Unions régionales des professionnels de santé, acte II. Entrées en scène en 2010, ces institutions ont peu à peu bâti leur crédibilité. Suffisant pour convaincre toutes les Idels de voter pour leur renouvellement, d’ici le 11 avril ? Pour les acteurs syndicaux, l’échéance a une importance majeure.
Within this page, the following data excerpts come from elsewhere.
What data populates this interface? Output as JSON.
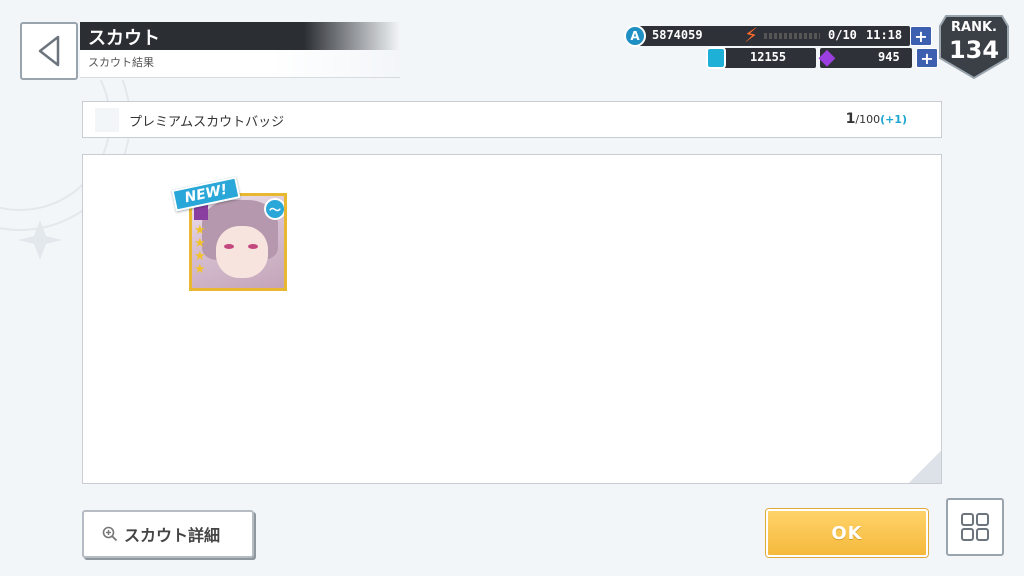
{
  "header": {
    "title": "スカウト",
    "subtitle": "スカウト結果"
  },
  "currency": {
    "money": "5874059",
    "stamina": "0/10",
    "timer": "11:18",
    "gems": "12155",
    "premium": "945",
    "plus_label": "+"
  },
  "rank": {
    "label": "RANK.",
    "value": "134"
  },
  "item": {
    "name": "プレミアムスカウトバッジ",
    "count": "1",
    "total": "/100",
    "gain": "(+1)"
  },
  "results": {
    "new_label": "NEW!",
    "stars": 4
  },
  "buttons": {
    "detail": "スカウト詳細",
    "ok": "OK"
  },
  "colors": {
    "ok_button": "#f5b93c",
    "accent": "#29a7d8",
    "card_border": "#e8b930"
  }
}
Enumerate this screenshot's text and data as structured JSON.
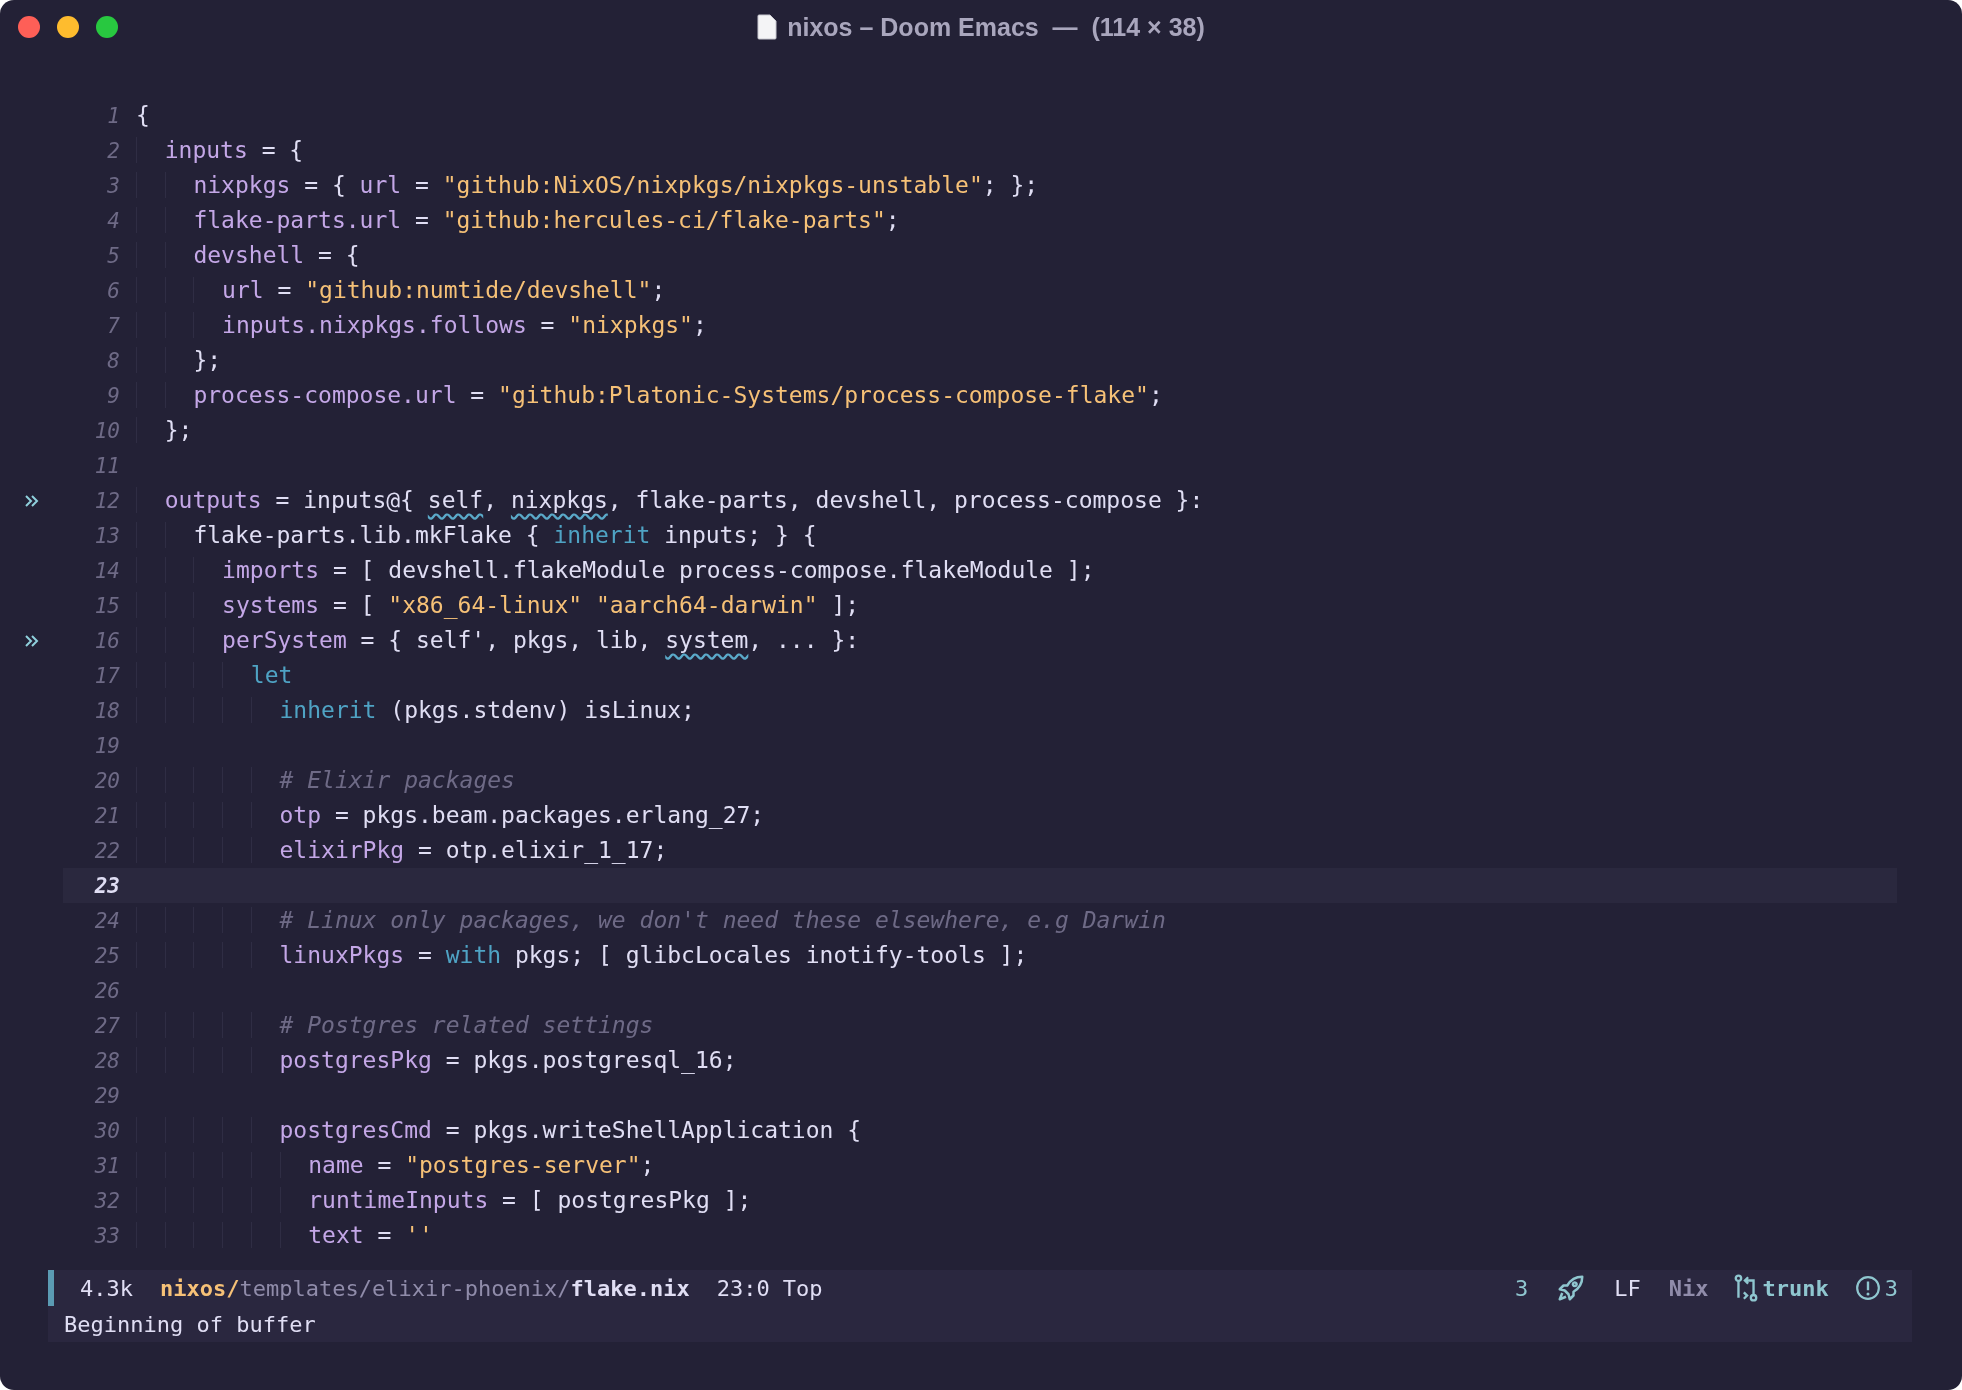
{
  "window": {
    "title": "nixos – Doom Emacs  —  (114 × 38)"
  },
  "editor": {
    "lines": [
      {
        "number": "1",
        "marker": false,
        "current": false,
        "tokens": [
          {
            "kind": "plain",
            "text": "{"
          }
        ]
      },
      {
        "number": "2",
        "marker": false,
        "current": false,
        "tokens": [
          {
            "kind": "var",
            "text": "  inputs"
          },
          {
            "kind": "plain",
            "text": " = {"
          }
        ]
      },
      {
        "number": "3",
        "marker": false,
        "current": false,
        "tokens": [
          {
            "kind": "var",
            "text": "    nixpkgs"
          },
          {
            "kind": "plain",
            "text": " = { "
          },
          {
            "kind": "var",
            "text": "url"
          },
          {
            "kind": "plain",
            "text": " = "
          },
          {
            "kind": "string",
            "text": "\"github:NixOS/nixpkgs/nixpkgs-unstable\""
          },
          {
            "kind": "plain",
            "text": "; };"
          }
        ]
      },
      {
        "number": "4",
        "marker": false,
        "current": false,
        "tokens": [
          {
            "kind": "var",
            "text": "    flake-parts.url"
          },
          {
            "kind": "plain",
            "text": " = "
          },
          {
            "kind": "string",
            "text": "\"github:hercules-ci/flake-parts\""
          },
          {
            "kind": "plain",
            "text": ";"
          }
        ]
      },
      {
        "number": "5",
        "marker": false,
        "current": false,
        "tokens": [
          {
            "kind": "var",
            "text": "    devshell"
          },
          {
            "kind": "plain",
            "text": " = {"
          }
        ]
      },
      {
        "number": "6",
        "marker": false,
        "current": false,
        "tokens": [
          {
            "kind": "var",
            "text": "      url"
          },
          {
            "kind": "plain",
            "text": " = "
          },
          {
            "kind": "string",
            "text": "\"github:numtide/devshell\""
          },
          {
            "kind": "plain",
            "text": ";"
          }
        ]
      },
      {
        "number": "7",
        "marker": false,
        "current": false,
        "tokens": [
          {
            "kind": "var",
            "text": "      inputs.nixpkgs.follows"
          },
          {
            "kind": "plain",
            "text": " = "
          },
          {
            "kind": "string",
            "text": "\"nixpkgs\""
          },
          {
            "kind": "plain",
            "text": ";"
          }
        ]
      },
      {
        "number": "8",
        "marker": false,
        "current": false,
        "tokens": [
          {
            "kind": "plain",
            "text": "    };"
          }
        ]
      },
      {
        "number": "9",
        "marker": false,
        "current": false,
        "tokens": [
          {
            "kind": "var",
            "text": "    process-compose.url"
          },
          {
            "kind": "plain",
            "text": " = "
          },
          {
            "kind": "string",
            "text": "\"github:Platonic-Systems/process-compose-flake\""
          },
          {
            "kind": "plain",
            "text": ";"
          }
        ]
      },
      {
        "number": "10",
        "marker": false,
        "current": false,
        "tokens": [
          {
            "kind": "plain",
            "text": "  };"
          }
        ]
      },
      {
        "number": "11",
        "marker": false,
        "current": false
      },
      {
        "number": "12",
        "marker": true,
        "current": false,
        "tokens": [
          {
            "kind": "var",
            "text": "  outputs"
          },
          {
            "kind": "plain",
            "text": " = inputs@{ "
          },
          {
            "kind": "warn",
            "text": "self"
          },
          {
            "kind": "plain",
            "text": ", "
          },
          {
            "kind": "warn",
            "text": "nixpkgs"
          },
          {
            "kind": "plain",
            "text": ", flake-parts, devshell, process-compose }:"
          }
        ]
      },
      {
        "number": "13",
        "marker": false,
        "current": false,
        "tokens": [
          {
            "kind": "plain",
            "text": "    flake-parts.lib.mkFlake { "
          },
          {
            "kind": "keyword",
            "text": "inherit"
          },
          {
            "kind": "plain",
            "text": " inputs; } {"
          }
        ]
      },
      {
        "number": "14",
        "marker": false,
        "current": false,
        "tokens": [
          {
            "kind": "var",
            "text": "      imports"
          },
          {
            "kind": "plain",
            "text": " = [ devshell.flakeModule process-compose.flakeModule ];"
          }
        ]
      },
      {
        "number": "15",
        "marker": false,
        "current": false,
        "tokens": [
          {
            "kind": "var",
            "text": "      systems"
          },
          {
            "kind": "plain",
            "text": " = [ "
          },
          {
            "kind": "string",
            "text": "\"x86_64-linux\" \"aarch64-darwin\""
          },
          {
            "kind": "plain",
            "text": " ];"
          }
        ]
      },
      {
        "number": "16",
        "marker": true,
        "current": false,
        "tokens": [
          {
            "kind": "var",
            "text": "      perSystem"
          },
          {
            "kind": "plain",
            "text": " = { self', pkgs, lib, "
          },
          {
            "kind": "warn",
            "text": "system"
          },
          {
            "kind": "plain",
            "text": ", ... }:"
          }
        ]
      },
      {
        "number": "17",
        "marker": false,
        "current": false,
        "tokens": [
          {
            "kind": "keyword",
            "text": "        let"
          }
        ]
      },
      {
        "number": "18",
        "marker": false,
        "current": false,
        "tokens": [
          {
            "kind": "keyword",
            "text": "          inherit"
          },
          {
            "kind": "plain",
            "text": " (pkgs.stdenv) isLinux;"
          }
        ]
      },
      {
        "number": "19",
        "marker": false,
        "current": false
      },
      {
        "number": "20",
        "marker": false,
        "current": false,
        "tokens": [
          {
            "kind": "comment",
            "text": "          # Elixir packages"
          }
        ]
      },
      {
        "number": "21",
        "marker": false,
        "current": false,
        "tokens": [
          {
            "kind": "var",
            "text": "          otp"
          },
          {
            "kind": "plain",
            "text": " = pkgs.beam.packages.erlang_27;"
          }
        ]
      },
      {
        "number": "22",
        "marker": false,
        "current": false,
        "tokens": [
          {
            "kind": "var",
            "text": "          elixirPkg"
          },
          {
            "kind": "plain",
            "text": " = otp.elixir_1_17;"
          }
        ]
      },
      {
        "number": "23",
        "marker": false,
        "current": true
      },
      {
        "number": "24",
        "marker": false,
        "current": false,
        "tokens": [
          {
            "kind": "comment",
            "text": "          # Linux only packages, we don't need these elsewhere, e.g Darwin"
          }
        ]
      },
      {
        "number": "25",
        "marker": false,
        "current": false,
        "tokens": [
          {
            "kind": "var",
            "text": "          linuxPkgs"
          },
          {
            "kind": "plain",
            "text": " = "
          },
          {
            "kind": "keyword",
            "text": "with"
          },
          {
            "kind": "plain",
            "text": " pkgs; [ glibcLocales inotify-tools ];"
          }
        ]
      },
      {
        "number": "26",
        "marker": false,
        "current": false
      },
      {
        "number": "27",
        "marker": false,
        "current": false,
        "tokens": [
          {
            "kind": "comment",
            "text": "          # Postgres related settings"
          }
        ]
      },
      {
        "number": "28",
        "marker": false,
        "current": false,
        "tokens": [
          {
            "kind": "var",
            "text": "          postgresPkg"
          },
          {
            "kind": "plain",
            "text": " = pkgs.postgresql_16;"
          }
        ]
      },
      {
        "number": "29",
        "marker": false,
        "current": false
      },
      {
        "number": "30",
        "marker": false,
        "current": false,
        "tokens": [
          {
            "kind": "var",
            "text": "          postgresCmd"
          },
          {
            "kind": "plain",
            "text": " = pkgs.writeShellApplication {"
          }
        ]
      },
      {
        "number": "31",
        "marker": false,
        "current": false,
        "tokens": [
          {
            "kind": "var",
            "text": "            name"
          },
          {
            "kind": "plain",
            "text": " = "
          },
          {
            "kind": "string",
            "text": "\"postgres-server\""
          },
          {
            "kind": "plain",
            "text": ";"
          }
        ]
      },
      {
        "number": "32",
        "marker": false,
        "current": false,
        "tokens": [
          {
            "kind": "var",
            "text": "            runtimeInputs"
          },
          {
            "kind": "plain",
            "text": " = [ postgresPkg ];"
          }
        ]
      },
      {
        "number": "33",
        "marker": false,
        "current": false,
        "tokens": [
          {
            "kind": "var",
            "text": "            text"
          },
          {
            "kind": "plain",
            "text": " = "
          },
          {
            "kind": "string",
            "text": "''"
          }
        ]
      }
    ]
  },
  "mode_line": {
    "size": "4.3k",
    "path_root": "nixos/",
    "path_dir": "templates/elixir-phoenix/",
    "file": "flake.nix",
    "position": "23:0",
    "scroll": "Top",
    "right": [
      {
        "kind": "text",
        "text": "3"
      },
      {
        "kind": "rocket"
      },
      {
        "kind": "text",
        "text": "LF"
      },
      {
        "kind": "mode",
        "text": "Nix"
      },
      {
        "kind": "branch",
        "text": "trunk"
      },
      {
        "kind": "issues",
        "text": "3"
      }
    ]
  },
  "echo_area": {
    "message": "Beginning of buffer"
  }
}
En avril, pour la deuxième fois, les Idels éliront leurs représentants aux Unions régionales des professionnels de santé (URPS), sept ans après leur création par la loi Hôpital, patients, santé et territoires de 2009. Par une cotisation de 0,1 % sur leur revenu, prélevée annuellement par l’Urssaf, toutes les Idels cotisent pour abonder le budget des URPS-infirmiers, qui défendent leur place notamment au sein des Agences régionales de santé (ARS), dont les compétences vont croissantes (et qui entre autres organisent les élections aux URPS). Avec le report de quatre mois des élections, les quatre syndicats d’infirmières libérales, tous représentatifs selon les critères en vigueur, ont eu le temps de faire le bilan du premier mandat et de préparer les cinq prochaines années. Cette fois, en tout cas, ils ne partent pas de zéro.

HABITUDES BOUSCULÉES

En 2010, l’arrivée de ces nouveaux interlocuteurs au milieu du dialogue bien rodé entre les ARS et les médecins avait en effet bousculé les habitudes et modifié le paysage, tant au niveau consultatif que sur le plan décisionnel. « C’est la première fois que les infirmières étaient dans des instances régionales où elles avaient leur mot à dire », remarque Annick Touba, présidente du Syndicat national des infirmières et infirmiers libéraux (Sniil) et de l’URPS-infirmiers des Pays de la Loire (et non candidate aux élections en avril). Les unions infirmières ont dû trouver leur place, et faire reconnaître leur crédibilité, face aux ARS, mais aussi par rapport aux médecins, présents depuis les anciennes Unions régionales des médecins libéraux (URML) (les “ancêtres” des URPS-médecins) et qui ont souvent fait montre de réticences, au moins au début, à travailler avec les Idels ou à les voir arriver dans le paysage. Les Idels ont, enfin, assis leur position vis-à-vis des URPS, tout aussi nouvelles, des autres professionnels de santé libéraux non médicaux. Certaines ont eu du mal à faire entendre leur voix, note William Livingston, trésorier de Convergence infirmière. « Interpeller et frapper aux portes, c’est parfois difficile au début », remarque Annick Touba.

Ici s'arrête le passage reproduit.